South Australia saw prices hit $20,300/MWh on 26 January as supply scarcity drove prices to the market price cap. South Australia's 921 MW battery fleet earned $19,100 per MW on this single day, more than 10x the revenue rate of batteries in other NEM regions.

This article briefly reviews the conditions that led to the price spikes and how batteries subsequently responded and generated revenue from these events.


How did batteries respond to extreme prices during the heatwave in South Australia and Victoria?

Temperatures in Adelaide climbed to 44.7°C on January 26, driving demand to a peak of 3.1 GW. As solar generation fell during the evening, prices rose, with 77 intervals exceeding $300/MWh and 33 above $10,000/MWh. Prices in South Australia averaged $2,457/MWh across the entire day.

South Australia's 921 MW battery fleet discharged an average of 169 MW during the high-price intervals, with peak discharge reaching 613 MW (67% utilization). Battery output fell to almost zero for the last hour of the price spike as the fleet ran out of energy, and gas peakers subsequently stepped in as extreme prices continued. Despite the decline in output, battery earnings in the state averaged $19.k/MW on the day, equivalent to 11.2% of statewide revenues in 2025.

Further price spikes followed later in the evening and the following morning as high temperatures persisted. However, the battery fleet remained low on energy, and output was minimal across these periods. South Australia battery earnings averaged just $269/MW on 27 January.

Record power demand in Victoria saw prices spike on 27 January

The extreme temperatures spread east to Victoria a day later, reaching 42.7°C in Melbourne. This drove a new record for power demand in the state of 10.8 GW. This subsequently triggered a spike in prices to over $3,000/MWh; however, price volatility remained more subdued than in South Australia.

Output from Victoria’s battery fleet reached a peak of 897 MW (61% of capacity) during the highest prices, but was able to continue discharging until prices declined. Lower prices and less targeted output resulted in battery earnings in the state averaging $889/MW on the day, well below the level reached in South Australia the day before.

Isolated price spikes led to significant differences in battery revenues between states

South Australia batteries earned $20,200 per MW across the week, achieving 11x the revenue rate of Victoria ($1,760 per MW), 13x Queensland ($1,550 per MW), and 26x NSW ($790 per MW). 95% of this value came from 26 January alone.

Over the seven-day period, NSW recorded no intervals above $300/MWh. Queensland recorded one high-price interval. Batteries in both states earned value through consistent market participation during normal price periods rather than extreme volatility capture.

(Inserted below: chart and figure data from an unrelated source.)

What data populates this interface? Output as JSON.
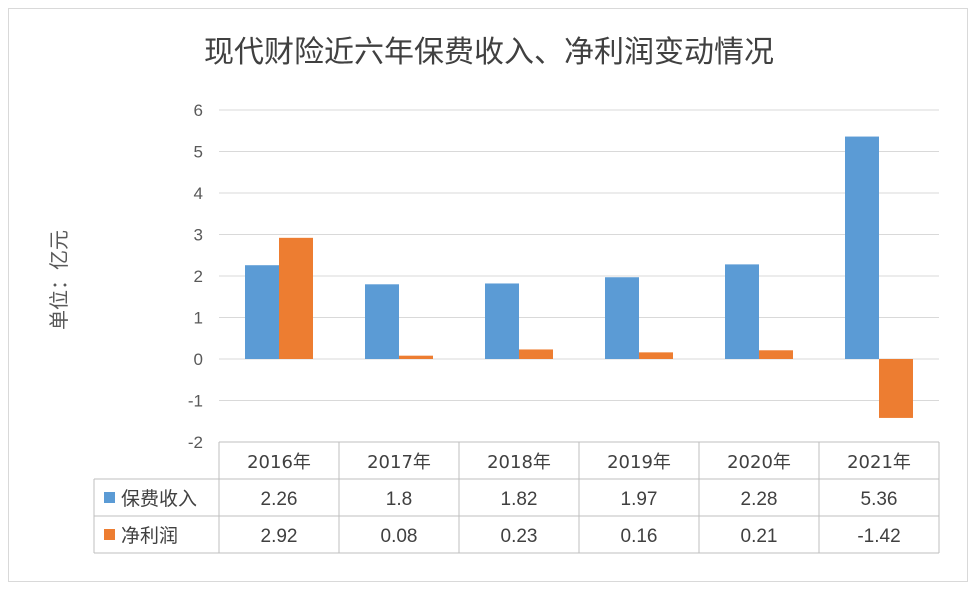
{
  "chart_data": {
    "type": "bar",
    "title": "现代财险近六年保费收入、净利润变动情况",
    "ylabel": "单位：亿元",
    "xlabel": "",
    "categories": [
      "2016年",
      "2017年",
      "2018年",
      "2019年",
      "2020年",
      "2021年"
    ],
    "series": [
      {
        "name": "保费收入",
        "color": "#5b9bd5",
        "values": [
          2.26,
          1.8,
          1.82,
          1.97,
          2.28,
          5.36
        ]
      },
      {
        "name": "净利润",
        "color": "#ed7d31",
        "values": [
          2.92,
          0.08,
          0.23,
          0.16,
          0.21,
          -1.42
        ]
      }
    ],
    "ylim": [
      -2,
      6
    ],
    "yticks": [
      "-2",
      "-1",
      "0",
      "1",
      "2",
      "3",
      "4",
      "5",
      "6"
    ],
    "table_values": [
      [
        "2.26",
        "1.8",
        "1.82",
        "1.97",
        "2.28",
        "5.36"
      ],
      [
        "2.92",
        "0.08",
        "0.23",
        "0.16",
        "0.21",
        "-1.42"
      ]
    ],
    "grid": true,
    "legend": "data-table"
  }
}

At the individual battery level, there was even greater disparity in revenues, with the highest-earning battery outperforming the lowest by nearly 100x. Within South Australia alone, the top-performing battery earned almost 10 times as much as the lowest-performing battery.


Duration plays major role but optimisation led to 38% difference in earnings

Duration accounts for most of the variation in performance across regional markets. In South Australia, batteries with a duration of two hours or more earned over $25,000 per MW (with Lake Bonney as the exception), over 2x those with shorter durations. The lowest performer, Dalrymple, with only 18 minutes of storage, could not participate effectively during the price spike and earned just $3.5k/MW.